Pola Komunikasi Petani dalam Rangka Ketahanan Pangan Rumah Tangga Petani di Desa Ngabeyan, Kecamatan Sidoharjo, Kabupaten Wonogiri
Sektor pertanian sebagai tumpuan utama dalam penyediaan pangan kini semakin berat dalam memenuhi kebutuhan pangan nasional. Hal ini dapat dilihat dari semakin meningkatnya jumlah penduduk yang berarti pula peningkatan jumlah kebutuhan pangan, namun di sisi lain sektor pertanian semakin terpuruk akibat semakin rendahnya daya dukung lingkungan. Diantaranya adalah kerusakan lahan akibat revolusi hijau. Dilihat dari sisi produksi dan kelembagaan pangan, rumah tangga petani memegang peranan penting sebagai pelaku yang bergerak di sektor produksi bahan pangan dan di sisi lain sebagai sub sistem rumah tangga dan juga dalam pengaturan pola konsumsi dan pengadaan dan pola cadangan. Tujuan dari penelitian ini adalah untuk mengetahui dan mendeskripsikan pola komunikasi petani dalam rangka ketahanan pangan. Penelitian ini merupakan penelitian kualitatif dan hasil penelitian ini adalah terdapat tiga pola komunikasi petani di Desa Ngabayen, yaitu komunikasi interpersonal, komunikasi kelompok, dan kemunikasi massa.

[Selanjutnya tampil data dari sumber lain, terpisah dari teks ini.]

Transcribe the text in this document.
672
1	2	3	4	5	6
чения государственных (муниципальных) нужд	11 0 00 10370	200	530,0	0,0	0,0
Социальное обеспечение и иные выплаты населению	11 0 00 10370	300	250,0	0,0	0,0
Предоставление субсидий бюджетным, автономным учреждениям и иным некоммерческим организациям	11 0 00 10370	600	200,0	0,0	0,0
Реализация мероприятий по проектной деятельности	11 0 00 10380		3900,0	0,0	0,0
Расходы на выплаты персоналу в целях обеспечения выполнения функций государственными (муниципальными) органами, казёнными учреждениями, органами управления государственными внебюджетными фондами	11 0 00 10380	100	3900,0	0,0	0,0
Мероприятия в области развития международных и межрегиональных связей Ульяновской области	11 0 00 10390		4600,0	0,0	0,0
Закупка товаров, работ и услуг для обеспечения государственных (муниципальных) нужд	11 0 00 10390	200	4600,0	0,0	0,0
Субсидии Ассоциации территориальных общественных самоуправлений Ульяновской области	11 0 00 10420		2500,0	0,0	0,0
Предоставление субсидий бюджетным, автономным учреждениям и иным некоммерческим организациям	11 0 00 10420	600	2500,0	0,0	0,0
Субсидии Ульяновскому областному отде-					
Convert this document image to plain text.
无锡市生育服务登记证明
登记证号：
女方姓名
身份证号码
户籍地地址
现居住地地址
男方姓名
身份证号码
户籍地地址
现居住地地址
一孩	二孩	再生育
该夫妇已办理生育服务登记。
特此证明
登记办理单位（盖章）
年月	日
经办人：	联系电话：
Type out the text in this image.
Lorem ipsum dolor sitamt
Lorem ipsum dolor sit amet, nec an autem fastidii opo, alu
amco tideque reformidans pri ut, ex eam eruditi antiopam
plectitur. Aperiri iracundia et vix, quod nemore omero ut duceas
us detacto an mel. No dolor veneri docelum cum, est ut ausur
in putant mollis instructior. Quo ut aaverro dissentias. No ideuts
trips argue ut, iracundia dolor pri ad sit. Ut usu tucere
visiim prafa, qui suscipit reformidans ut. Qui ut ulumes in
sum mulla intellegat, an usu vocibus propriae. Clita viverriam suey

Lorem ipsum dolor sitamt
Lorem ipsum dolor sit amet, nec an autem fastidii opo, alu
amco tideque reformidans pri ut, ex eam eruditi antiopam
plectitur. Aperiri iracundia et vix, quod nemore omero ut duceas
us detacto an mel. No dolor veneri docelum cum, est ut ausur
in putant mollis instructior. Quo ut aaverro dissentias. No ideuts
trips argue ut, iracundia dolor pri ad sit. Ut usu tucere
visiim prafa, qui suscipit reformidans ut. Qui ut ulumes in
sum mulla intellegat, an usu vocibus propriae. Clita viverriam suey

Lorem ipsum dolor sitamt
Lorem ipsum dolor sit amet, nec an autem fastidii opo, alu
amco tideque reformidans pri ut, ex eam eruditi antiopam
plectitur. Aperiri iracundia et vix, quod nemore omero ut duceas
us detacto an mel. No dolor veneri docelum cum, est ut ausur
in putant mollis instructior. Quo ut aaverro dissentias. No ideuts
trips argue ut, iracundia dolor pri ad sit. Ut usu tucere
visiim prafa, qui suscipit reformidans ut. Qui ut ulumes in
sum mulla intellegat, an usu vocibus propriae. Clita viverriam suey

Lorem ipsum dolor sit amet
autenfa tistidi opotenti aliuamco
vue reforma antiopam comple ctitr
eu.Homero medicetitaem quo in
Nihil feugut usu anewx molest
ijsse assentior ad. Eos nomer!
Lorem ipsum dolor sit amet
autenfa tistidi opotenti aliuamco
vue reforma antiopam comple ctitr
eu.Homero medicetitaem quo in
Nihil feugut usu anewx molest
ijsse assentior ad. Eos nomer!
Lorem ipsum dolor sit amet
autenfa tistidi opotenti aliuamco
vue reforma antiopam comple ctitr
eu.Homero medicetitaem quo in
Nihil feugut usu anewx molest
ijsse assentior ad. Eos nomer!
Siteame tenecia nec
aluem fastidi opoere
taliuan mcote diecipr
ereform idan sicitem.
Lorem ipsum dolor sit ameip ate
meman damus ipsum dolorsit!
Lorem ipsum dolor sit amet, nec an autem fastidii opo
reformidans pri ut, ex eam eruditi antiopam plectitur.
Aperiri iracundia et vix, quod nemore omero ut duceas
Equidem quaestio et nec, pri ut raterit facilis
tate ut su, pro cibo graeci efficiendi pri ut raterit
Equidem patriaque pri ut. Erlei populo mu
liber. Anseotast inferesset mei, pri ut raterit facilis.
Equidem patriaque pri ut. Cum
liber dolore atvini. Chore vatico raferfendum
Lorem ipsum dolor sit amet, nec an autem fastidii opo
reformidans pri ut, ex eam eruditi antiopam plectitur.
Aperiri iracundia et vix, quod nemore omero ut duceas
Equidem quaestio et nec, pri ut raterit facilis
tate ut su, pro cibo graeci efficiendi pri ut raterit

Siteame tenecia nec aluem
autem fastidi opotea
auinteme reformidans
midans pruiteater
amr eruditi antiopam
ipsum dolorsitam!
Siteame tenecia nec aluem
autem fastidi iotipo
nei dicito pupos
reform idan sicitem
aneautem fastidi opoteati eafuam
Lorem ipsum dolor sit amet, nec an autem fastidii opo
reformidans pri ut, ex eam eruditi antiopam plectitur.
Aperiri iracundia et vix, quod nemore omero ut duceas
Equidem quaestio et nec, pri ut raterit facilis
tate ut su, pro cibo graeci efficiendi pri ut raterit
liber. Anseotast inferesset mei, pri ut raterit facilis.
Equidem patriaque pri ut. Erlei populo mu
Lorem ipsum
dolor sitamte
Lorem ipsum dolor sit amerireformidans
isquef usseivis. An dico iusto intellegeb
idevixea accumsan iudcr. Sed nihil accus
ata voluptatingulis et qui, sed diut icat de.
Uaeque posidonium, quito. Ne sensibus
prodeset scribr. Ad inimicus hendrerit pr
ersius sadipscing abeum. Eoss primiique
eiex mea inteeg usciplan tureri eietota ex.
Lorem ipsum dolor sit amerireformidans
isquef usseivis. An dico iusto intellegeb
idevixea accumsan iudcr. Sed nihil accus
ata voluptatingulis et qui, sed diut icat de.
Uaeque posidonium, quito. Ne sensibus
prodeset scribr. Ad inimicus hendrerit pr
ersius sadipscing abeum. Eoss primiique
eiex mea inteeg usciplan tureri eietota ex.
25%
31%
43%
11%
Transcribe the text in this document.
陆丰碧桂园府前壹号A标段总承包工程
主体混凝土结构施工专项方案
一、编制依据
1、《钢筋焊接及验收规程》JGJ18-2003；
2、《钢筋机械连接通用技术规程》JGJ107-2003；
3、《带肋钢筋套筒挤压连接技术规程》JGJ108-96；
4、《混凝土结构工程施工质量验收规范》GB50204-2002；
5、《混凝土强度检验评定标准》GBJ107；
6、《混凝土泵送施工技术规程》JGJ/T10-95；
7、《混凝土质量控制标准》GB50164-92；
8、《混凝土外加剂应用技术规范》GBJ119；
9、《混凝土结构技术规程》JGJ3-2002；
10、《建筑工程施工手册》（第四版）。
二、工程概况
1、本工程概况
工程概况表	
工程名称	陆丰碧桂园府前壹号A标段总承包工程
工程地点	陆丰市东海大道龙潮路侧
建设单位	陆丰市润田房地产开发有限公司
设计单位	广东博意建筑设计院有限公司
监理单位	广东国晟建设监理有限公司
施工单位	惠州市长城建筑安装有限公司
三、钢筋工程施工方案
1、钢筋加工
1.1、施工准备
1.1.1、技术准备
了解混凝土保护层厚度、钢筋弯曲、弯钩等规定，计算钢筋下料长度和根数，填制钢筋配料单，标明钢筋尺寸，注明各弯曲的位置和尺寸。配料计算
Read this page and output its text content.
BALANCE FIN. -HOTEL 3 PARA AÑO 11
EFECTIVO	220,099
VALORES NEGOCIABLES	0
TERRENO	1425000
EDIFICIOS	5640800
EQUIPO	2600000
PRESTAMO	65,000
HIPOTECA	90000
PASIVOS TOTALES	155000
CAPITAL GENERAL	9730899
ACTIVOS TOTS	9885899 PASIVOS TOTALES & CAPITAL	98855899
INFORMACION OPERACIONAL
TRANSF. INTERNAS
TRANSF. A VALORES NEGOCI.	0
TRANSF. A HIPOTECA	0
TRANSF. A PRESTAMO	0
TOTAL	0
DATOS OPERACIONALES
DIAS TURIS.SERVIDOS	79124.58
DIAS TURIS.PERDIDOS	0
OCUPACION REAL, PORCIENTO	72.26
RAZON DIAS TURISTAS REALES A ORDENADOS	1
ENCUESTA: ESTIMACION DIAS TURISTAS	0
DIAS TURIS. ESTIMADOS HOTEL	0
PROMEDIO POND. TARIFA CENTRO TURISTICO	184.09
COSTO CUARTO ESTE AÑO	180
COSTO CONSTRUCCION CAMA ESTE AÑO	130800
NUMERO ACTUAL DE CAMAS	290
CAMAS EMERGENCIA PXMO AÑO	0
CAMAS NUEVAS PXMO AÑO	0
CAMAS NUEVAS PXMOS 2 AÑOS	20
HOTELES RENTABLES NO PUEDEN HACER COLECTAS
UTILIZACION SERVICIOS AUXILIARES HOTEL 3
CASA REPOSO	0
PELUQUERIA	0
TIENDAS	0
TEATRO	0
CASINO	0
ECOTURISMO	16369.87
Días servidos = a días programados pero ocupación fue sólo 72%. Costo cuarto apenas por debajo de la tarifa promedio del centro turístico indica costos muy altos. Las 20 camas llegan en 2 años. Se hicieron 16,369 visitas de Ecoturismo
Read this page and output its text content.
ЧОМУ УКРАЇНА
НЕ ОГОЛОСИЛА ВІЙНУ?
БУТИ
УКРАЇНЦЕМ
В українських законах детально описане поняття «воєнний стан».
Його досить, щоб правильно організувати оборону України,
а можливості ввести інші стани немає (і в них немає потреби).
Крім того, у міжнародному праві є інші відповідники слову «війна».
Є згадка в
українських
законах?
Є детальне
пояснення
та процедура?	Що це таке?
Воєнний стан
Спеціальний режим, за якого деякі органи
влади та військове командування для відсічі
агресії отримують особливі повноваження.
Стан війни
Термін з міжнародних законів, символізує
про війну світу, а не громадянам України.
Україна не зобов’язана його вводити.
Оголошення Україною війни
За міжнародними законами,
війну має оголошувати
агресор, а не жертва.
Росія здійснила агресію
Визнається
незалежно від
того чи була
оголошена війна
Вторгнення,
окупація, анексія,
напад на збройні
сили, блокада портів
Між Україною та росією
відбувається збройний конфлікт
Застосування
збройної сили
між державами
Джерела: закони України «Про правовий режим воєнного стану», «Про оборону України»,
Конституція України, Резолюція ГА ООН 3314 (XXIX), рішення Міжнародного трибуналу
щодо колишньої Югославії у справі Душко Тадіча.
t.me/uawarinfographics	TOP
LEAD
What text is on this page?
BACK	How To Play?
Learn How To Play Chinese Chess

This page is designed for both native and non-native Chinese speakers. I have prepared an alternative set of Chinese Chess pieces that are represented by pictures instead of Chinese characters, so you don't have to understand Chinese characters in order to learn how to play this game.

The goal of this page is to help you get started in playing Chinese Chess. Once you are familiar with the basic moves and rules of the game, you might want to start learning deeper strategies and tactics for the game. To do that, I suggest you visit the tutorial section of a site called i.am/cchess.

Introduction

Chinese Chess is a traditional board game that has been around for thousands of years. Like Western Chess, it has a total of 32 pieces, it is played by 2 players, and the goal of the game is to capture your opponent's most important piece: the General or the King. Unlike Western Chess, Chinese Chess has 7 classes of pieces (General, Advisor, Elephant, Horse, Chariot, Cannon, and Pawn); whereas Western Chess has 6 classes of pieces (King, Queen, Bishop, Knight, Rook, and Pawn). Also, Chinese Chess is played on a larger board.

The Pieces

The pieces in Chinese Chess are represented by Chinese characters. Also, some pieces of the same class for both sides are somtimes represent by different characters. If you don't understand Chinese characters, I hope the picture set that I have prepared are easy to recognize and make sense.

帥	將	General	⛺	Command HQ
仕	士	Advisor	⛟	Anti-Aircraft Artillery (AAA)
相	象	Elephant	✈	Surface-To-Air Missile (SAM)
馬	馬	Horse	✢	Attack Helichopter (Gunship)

Hasil penelitian terkait pola komunikasi petani di Desa Ngabeyan disajikan dalam tiga pola komunikasi, yaitu (1) komunikasi interpersonal, (2) komunikasi kelompok, dan (3) komunikasi massa. Pola-pola komunikasi tersebut merupakan cara-cara berkomunikasi petani Desa Ngabeyan dalam memperbincangkan usahatani untuk ketahanan pangan rumah tangga mereka.
Pola komunikasi interpersonal petani melibatkan beberapa sumber informasi terdekat secara fisik maupun psikologis, seperti orang tua saudara atau kerabat dan tetangga yang sama-sama bekerja sebagai petani. Arus informasi yang terjadi dalam pola komunikasi interpersonal adalah dua arah (timbal balik), sumber (komunikator) dan penerima (komunikan) secara langsung saling berganti peran.
Komunikasi kelompok dapat terjadi pada kelompok formal maupun kelompok-kelompok informal yang ada dalam masyarakat Desa Ngabeyan, sebagai contoh komunikasi yang terjadi dalam pertemuan kelompok tani, percapakan dalam kelompok-kelompok ketetanggaan, dan dalam diskusi kelompok mengerjakan sawah dan sebagainya. Kelompok ketetangga di sini adalah ketetanggaan karena kedekatan tempat tinggal maupun ketetanggan karena berdekatan lahan garapan. Kelompok ini biasanya terdiri atas bapak-bapak dalam sebuah kelompok, sedangkan ibu-ibu juga mempunyai kelompok tersediri. Sedangkan kelompok ketetanggan lahan garapan adalah kumpulan orang-orang yang memiliki lahan garapan (sawah) saling berdekatan atau sehamparan.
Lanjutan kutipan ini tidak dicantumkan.